After graduating from DePaul, Haastrup worked for two years as a process and technology consultant for Fortune 500 companies at Accenture. She decided to go back to school for an MBA because she wanted to be in a position to direct strategy.

Yale SOM turned out to be the perfect fit.

“It really is a unique school,” she says. “The people there care about society. It’s not just about creating these investment banking or management consultant machines; it’s about how you can be a leader in any sector, in any place.”

Haastrup says she benefitted in particular from a class on strategy with Professors Judith A. Chevalier and Barry Nalebuff, and another course on entrepreneurship in the nonprofit sector with Professors Sharon M. Oster and Stanley J. Garstka, for which she traveled to Tijuana, Mexico, to help an organization that was a pioneer in the voluntourism space.

Haastrup tried to secure a job with an international aid organization working on behalf of children after graduation, but, when she couldn’t find one, returned home and helped launch—with a friend from childhood—a program designed to help young immigrants navigate the higher education system. The program, Nigerian Youth Empowered for Success, ran for more than a decade.

“It was: How do you get money for school?

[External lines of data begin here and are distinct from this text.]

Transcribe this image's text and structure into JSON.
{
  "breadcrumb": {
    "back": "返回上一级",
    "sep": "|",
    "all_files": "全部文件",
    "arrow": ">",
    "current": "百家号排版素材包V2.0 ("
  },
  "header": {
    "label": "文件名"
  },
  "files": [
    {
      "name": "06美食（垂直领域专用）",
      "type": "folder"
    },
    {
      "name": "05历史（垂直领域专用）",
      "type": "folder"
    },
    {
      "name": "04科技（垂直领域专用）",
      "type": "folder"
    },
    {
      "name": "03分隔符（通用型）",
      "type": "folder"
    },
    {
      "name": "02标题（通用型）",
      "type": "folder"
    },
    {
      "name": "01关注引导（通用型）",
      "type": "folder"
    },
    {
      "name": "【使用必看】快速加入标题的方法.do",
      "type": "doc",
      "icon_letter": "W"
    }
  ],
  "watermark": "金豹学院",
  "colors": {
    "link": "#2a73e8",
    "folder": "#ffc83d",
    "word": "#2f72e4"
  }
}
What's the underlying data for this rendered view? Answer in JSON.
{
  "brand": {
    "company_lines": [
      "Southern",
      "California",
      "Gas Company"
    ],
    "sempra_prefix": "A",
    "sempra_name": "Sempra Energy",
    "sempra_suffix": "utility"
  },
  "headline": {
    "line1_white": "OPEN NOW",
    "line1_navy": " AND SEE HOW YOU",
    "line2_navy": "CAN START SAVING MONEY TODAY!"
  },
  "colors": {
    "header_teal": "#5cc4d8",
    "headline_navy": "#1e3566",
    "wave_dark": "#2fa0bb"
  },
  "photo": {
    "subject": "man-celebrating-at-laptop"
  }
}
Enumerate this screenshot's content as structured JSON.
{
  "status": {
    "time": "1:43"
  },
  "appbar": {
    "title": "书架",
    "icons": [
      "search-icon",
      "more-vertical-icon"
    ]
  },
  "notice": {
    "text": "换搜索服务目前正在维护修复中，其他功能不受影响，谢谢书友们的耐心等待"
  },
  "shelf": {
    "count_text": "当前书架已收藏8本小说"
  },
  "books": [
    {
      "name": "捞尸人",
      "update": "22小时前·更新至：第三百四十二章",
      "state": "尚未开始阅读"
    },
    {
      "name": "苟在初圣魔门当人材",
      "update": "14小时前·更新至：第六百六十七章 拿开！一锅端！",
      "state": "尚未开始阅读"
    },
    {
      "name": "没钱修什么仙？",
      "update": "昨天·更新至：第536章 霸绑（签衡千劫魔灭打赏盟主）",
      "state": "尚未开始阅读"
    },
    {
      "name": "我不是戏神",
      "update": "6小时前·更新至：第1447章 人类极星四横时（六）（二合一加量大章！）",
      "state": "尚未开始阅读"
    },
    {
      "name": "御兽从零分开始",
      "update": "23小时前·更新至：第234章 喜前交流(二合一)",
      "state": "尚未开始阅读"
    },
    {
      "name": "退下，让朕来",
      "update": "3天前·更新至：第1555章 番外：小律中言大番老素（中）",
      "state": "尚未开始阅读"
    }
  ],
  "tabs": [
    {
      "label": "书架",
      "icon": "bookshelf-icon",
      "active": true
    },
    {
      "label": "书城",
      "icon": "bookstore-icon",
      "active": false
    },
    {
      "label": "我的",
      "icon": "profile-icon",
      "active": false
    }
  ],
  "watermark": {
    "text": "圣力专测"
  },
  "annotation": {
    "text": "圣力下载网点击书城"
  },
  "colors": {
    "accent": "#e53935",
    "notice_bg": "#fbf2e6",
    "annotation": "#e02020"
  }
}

How do you think about which college to go to? How do you prepare for a first interview?—stuff that people assume you know but, when you’re an immigrant, you just don’t know,” she says. 

In 2005, Haastrup returned to her roots in business and finance. She spent four years as a financial advisor at Merrill Lynch and working in strategy and performance measurement at Sears Holding Corporation—which, she says, helped prepare her for her eventual work in the nonprofit space.

“It worked out the way it was supposed to,” she says. “The experience I gained, especially around analytics, has become one of the things that sets me apart in the education field. I can look at data and really crunch it.”

When Haastrup and her doctor husband moved to Boston for his residency, she landed a job at Education Resource Strategies, which partners with schools and governments on strategic initiatives. She loved the work, spending time in Newark, New Jersey, where Black boys in public schools were being placed in special education classes at a high rate because of behavioral issues; and in Cleveland, Ohio, where she worked on student-based budgeting to ensure that schools had the resources they needed to succeed.

“It was the perfect combination of my passion and my skills,” she says.

In 2015, Haastrup stepped back from her professional career to be a full-time parent to her three children. In January 2020, she reconnected with a former colleague to form Equity Journey Partners (EJP). Then, the pandemic hit, and was closely followed by the murder of George Floyd and the resurgence of the Black Lives Matter movement.

Says Haastrup, who is now based in Pennsylvania, “It ended up being the right time for us to start our organization. What the pandemic revealed—or exacerbated—were all the inequities in the system. The students that got hit the hardest were the kids that all along we had been saying needed more help and more resources.”

EJP conducts equity audits for school districts, helping them identify potential causes of achievement gaps. The organization also conducts professional development training for teachers and staff, including around unconscious bias and anti-racism. In one district, EJP helped expand  school leadership councils to provide an opportunity for parents, families, and students—especially those from marginalized groups—to be more involved in decision-making. 

So far, Haastrup and her partner have worked with seven different organizations. They are also growing their consultant network, with about 10 people working with them on projects.

“For me, it’s about helping children’s lives be better,” she says. “I had resources and help; that’s part of why I ended up at a place like SOM. I want more kids to have that, to think of it as being possible.”